Natural food colors embraced by MAHA linked to health problems (Wall Street Journal). “Artificial food dyes have long been suspected to be harmful to your health. But new research shows that some of the natural color additives being turned to as alternatives are associated with an increased risk of Type 2 diabetes and cancer,” reports Andrea Petersen. “Studies conducted by researchers in France showed that certain natural dyes were associated with a more than 40 percent increased risk of Type 2 diabetes and certain cancers, in research published this week. The scientists, from several French universities and research institutions, looked at what more than 100,000 people ate and drank, including specific brands, and followed participants for up to eight years on average.”
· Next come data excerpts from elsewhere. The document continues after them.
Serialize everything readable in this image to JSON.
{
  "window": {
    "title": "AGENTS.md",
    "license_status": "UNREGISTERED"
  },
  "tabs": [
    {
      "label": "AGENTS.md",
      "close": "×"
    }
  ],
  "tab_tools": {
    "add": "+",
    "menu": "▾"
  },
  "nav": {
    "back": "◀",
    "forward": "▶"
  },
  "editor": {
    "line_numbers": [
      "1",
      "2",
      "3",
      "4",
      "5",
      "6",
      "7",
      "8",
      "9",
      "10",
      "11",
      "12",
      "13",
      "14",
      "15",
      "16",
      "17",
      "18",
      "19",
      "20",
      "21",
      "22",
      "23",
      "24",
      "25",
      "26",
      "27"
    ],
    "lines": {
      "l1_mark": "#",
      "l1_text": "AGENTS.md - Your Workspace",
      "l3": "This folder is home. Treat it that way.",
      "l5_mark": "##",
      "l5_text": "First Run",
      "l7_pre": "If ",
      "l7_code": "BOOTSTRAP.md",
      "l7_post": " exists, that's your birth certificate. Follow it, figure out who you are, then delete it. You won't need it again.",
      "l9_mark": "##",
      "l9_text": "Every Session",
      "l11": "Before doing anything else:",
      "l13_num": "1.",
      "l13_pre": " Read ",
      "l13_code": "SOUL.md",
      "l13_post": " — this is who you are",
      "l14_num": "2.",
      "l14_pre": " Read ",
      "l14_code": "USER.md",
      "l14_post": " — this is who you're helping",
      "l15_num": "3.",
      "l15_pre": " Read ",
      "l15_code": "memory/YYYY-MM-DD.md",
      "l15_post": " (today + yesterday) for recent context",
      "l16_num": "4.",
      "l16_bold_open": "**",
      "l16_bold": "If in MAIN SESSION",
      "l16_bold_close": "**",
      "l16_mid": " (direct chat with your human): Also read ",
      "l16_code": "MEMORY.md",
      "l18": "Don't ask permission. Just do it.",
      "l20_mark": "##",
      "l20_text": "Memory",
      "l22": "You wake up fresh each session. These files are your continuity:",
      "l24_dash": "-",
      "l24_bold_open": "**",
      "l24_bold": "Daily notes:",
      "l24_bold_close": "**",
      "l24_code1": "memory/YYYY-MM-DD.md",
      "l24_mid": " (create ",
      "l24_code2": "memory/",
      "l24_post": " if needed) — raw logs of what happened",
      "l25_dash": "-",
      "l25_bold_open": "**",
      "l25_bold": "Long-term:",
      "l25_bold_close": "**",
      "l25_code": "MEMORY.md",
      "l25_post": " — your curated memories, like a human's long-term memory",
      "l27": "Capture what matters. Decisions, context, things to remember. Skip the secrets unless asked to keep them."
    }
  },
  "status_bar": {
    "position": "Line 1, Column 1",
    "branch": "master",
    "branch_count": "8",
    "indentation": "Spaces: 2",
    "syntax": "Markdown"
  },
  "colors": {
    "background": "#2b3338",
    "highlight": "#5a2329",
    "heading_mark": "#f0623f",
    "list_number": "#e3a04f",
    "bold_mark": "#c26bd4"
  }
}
Montana candy, soft drink SNAP waiver gets federal approval (Daily Montanan). “The State of Montana received federal approval from the United States Department of Agriculture to ban soft drinks, junk food, and candy from the state’s Supplemental Nutrition Assistance Program,” reports Jordan Hansen. “SNAP is a federal program administered by the USDA. Montana joins 22 other states in banning soft drinks, junk food and candy from its SNAP program. Gov. Greg Gianforte, in a press release, said the state was making, ‘bold steps to Make America Healthy Again,’ adding the state was looking to ‘ensure taxpayer dollars provide nutritious options that improve health outcomes for those who rely on these crucial programs.’”
Greenpeace warns of microplastics in baby food sold in plastic pouches (Packaging Insights). “New research commissioned by Greenpeace has discovered microplastics in baby food sold in plastic pouches by Nestlé and Danone. At the same time, packaging experts remind that plastic packaging is important to achieving longer shelf life and food security. The researchers behind the report Tiny Plastics, Big Problem: The Hidden Risk of Plastic Pouches for Baby Food conducted laboratory testing on Nestlé’s Gerber and Danone’s Happy Baby Organics infant nutrition. The report notes the presence of microplastic particles, and ‘a range of chemicals’ were found in every sample of packaging and food analyzed. According to the report, this suggests that the plastic packaging may be the source of contamination.”